Con estas bellas palabras ilustraba la solemnidad de Todos los Santos el papa emérito Benedicto XVI hace unos años:

Celebramos hoy con gran alegría la fiesta de Todos los Santos. Visitando un jardín botánico, uno se queda estupefacto ante la variedad de plantas y flores, y espontáneamente piensa en la fantasía del Creador que ha hecho de la tierra un jardín maravilloso. Un sentimiento análogo nos invade cuando consideramos el espectáculo de la santidad: el mundo nos parece como un «jardín», donde el Espíritu de Dios ha suscitado con fantasía admirable una multitud de santos y santas, de toda edad y condición social, de toda lengua, pueblo y cultura. Cada uno es distinto del otro, con la singularidad de la propia personalidad humana y del propio carisma espiritual. Todos llevan, sin embargo, impreso el «sello» de Jesús (cfr Ap 7,3), es decir, la impronta de su amor, testimoniado a través de la Cruz. Todos están en el gozo, en una fiesta sin fin, pero, como Jesús, esta meta la han conquistado pasando a través de la fatiga y la prueba (cfr Ap 7,14), afrontando cada uno la propia parte de sacrificio para participar en la gloria de la resurrección.

La solemnidad de hoy nos invita a todos a contemplar las maravillas de este jardín botánico de Dios, a contemplar a nuestros hermanos que hablan con decisión y esperanza a todo el género humano, pues lo sorprendente es que ellos si que han sido lo suficientemente pícaros como para decidirse sin muchas cábalas por la santidad, si más, del todo al Todo. Este mismo jardín lo podemos comparar también con una ciudad, la ciudad de Dios, la perfecta que es la del Cielo, y la imagen, que es la que construyen los cristianos en el mundo. Si por un momento pensamos en las vidas de Santa Teresa, de San Pedro Claver, de la Beata Teresa de Calcuta o de San Juan Bosco podemos observar que ellos por su entrega total a Cristo fueron esparciendo a su alrededor un suave olor, una alegría contagiosa, que a los que vivieron con ellos les permitía creer en que otra vida es posible si nos arriesgamos a contar con Dios. El santo nos dice hoy a cada uno que podemos serlo también nosotros, que el signo clarísimo de la verdad de la religión católica es que en la Iglesia, pese a todo, pueden formarse santos y santas, puede brillar con fuerza la verdad del amor de Dios.

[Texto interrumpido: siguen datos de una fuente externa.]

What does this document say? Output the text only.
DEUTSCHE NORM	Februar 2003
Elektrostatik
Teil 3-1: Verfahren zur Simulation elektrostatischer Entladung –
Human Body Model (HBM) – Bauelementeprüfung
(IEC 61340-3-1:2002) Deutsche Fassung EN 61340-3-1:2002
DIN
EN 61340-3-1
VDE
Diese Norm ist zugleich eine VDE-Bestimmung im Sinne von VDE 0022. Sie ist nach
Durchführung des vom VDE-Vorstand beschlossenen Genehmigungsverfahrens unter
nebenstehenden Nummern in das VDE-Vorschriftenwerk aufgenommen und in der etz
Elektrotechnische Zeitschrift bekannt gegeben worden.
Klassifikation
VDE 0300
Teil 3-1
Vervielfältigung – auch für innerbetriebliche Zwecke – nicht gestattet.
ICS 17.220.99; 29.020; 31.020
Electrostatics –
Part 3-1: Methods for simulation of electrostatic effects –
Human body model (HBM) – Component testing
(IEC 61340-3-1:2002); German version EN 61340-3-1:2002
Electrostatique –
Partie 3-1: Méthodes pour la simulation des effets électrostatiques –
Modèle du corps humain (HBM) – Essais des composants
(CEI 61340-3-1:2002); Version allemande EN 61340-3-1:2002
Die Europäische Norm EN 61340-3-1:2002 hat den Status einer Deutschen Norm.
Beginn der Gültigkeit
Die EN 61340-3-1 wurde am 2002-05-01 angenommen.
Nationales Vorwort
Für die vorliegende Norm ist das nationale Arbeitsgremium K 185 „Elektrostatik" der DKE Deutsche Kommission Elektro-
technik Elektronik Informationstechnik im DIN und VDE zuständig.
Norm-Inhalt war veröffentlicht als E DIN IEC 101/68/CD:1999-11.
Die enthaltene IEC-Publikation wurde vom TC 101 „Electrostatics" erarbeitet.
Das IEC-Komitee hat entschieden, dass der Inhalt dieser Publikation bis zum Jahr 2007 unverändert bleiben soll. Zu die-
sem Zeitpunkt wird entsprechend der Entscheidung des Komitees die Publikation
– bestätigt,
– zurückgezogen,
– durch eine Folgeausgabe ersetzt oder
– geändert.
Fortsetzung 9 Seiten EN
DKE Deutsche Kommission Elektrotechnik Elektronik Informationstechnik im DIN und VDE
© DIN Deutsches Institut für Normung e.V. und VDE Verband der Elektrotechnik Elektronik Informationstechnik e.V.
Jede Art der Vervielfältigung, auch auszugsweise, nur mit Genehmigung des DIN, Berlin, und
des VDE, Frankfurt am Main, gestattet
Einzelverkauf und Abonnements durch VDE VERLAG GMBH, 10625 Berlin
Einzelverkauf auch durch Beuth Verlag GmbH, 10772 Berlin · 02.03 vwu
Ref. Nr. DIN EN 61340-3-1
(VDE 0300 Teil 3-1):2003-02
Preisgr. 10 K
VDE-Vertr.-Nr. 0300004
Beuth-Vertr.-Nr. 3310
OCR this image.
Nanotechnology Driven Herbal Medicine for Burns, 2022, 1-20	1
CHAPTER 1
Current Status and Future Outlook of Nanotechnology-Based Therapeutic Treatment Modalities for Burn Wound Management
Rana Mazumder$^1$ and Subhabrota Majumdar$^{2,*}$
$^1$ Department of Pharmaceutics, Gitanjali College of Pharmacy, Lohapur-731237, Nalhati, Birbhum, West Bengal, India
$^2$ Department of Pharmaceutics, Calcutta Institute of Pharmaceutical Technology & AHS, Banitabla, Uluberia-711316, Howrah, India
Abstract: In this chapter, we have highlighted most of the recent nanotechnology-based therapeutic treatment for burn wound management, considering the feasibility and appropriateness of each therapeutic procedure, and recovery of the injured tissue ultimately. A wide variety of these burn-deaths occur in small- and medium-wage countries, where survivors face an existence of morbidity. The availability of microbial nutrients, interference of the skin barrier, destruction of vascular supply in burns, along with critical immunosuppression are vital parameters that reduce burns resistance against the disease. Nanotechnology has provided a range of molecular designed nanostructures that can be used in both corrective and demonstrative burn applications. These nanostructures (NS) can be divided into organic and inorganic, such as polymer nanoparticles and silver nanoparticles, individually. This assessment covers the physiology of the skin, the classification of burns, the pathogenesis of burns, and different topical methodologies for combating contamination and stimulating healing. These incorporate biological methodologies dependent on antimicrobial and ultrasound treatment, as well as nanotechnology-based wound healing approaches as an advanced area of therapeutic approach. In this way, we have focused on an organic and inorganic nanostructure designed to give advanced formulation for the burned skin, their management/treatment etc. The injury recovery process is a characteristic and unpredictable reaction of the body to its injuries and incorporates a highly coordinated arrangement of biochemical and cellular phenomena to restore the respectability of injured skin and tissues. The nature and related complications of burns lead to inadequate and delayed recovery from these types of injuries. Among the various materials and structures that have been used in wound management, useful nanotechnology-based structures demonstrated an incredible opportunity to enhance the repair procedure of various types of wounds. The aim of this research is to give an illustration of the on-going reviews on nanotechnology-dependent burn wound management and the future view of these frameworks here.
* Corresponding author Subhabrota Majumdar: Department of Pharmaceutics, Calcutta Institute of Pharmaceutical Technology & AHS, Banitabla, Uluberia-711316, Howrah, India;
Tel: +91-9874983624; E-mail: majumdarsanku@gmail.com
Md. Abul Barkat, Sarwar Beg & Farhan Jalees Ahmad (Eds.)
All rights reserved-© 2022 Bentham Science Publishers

Pero en cambio hoy asistimos a un oscurecimiento de la dignidad de la persona y de las capacidades del hombre. Hoy vemos como cada vez damos menos espacio a aquellos bienes que no se cuantifican con dinero, y en cambio se exalta como lo único importante al dinero: menos impuestos, más autonomía, ningún miramiento con los ladrones de guante blanco… Y en cambio, la hecatombe que supone hoy el aborto provocado en nuestro país le quita el sueño, parece, a pocas personas. Y la claudicación en la defensa del no nacido a la que hace pocas semanas hemos asistido, clama al cielo. El hombre de hoy se aleja de Dios y pretende reconstruir un mundo en ruinas y escaso de confianzas sobre los mismos cimientos que nos han conducido a idolatrar el dinero por culpa de borrar de nuestro vocabulario la palabra Dios. ¿Y Dios, qué nos tiene que decir hoy, qué dicen sus profetas? Pues que dichosos los pobres, porque de ellos es el Reino de los Cielos (cf. Mt 5, 1ss). Dichosos y felices los santos porque ellos son los grandes personajes de la historia y que ahora se ríen de todos nosotros mientras le dan palmaditas en la espalda a Jesucristo. «La victoria es de nuestro Dios, que está sentado en el trono, y del Cordero.» (Ap 7, 10).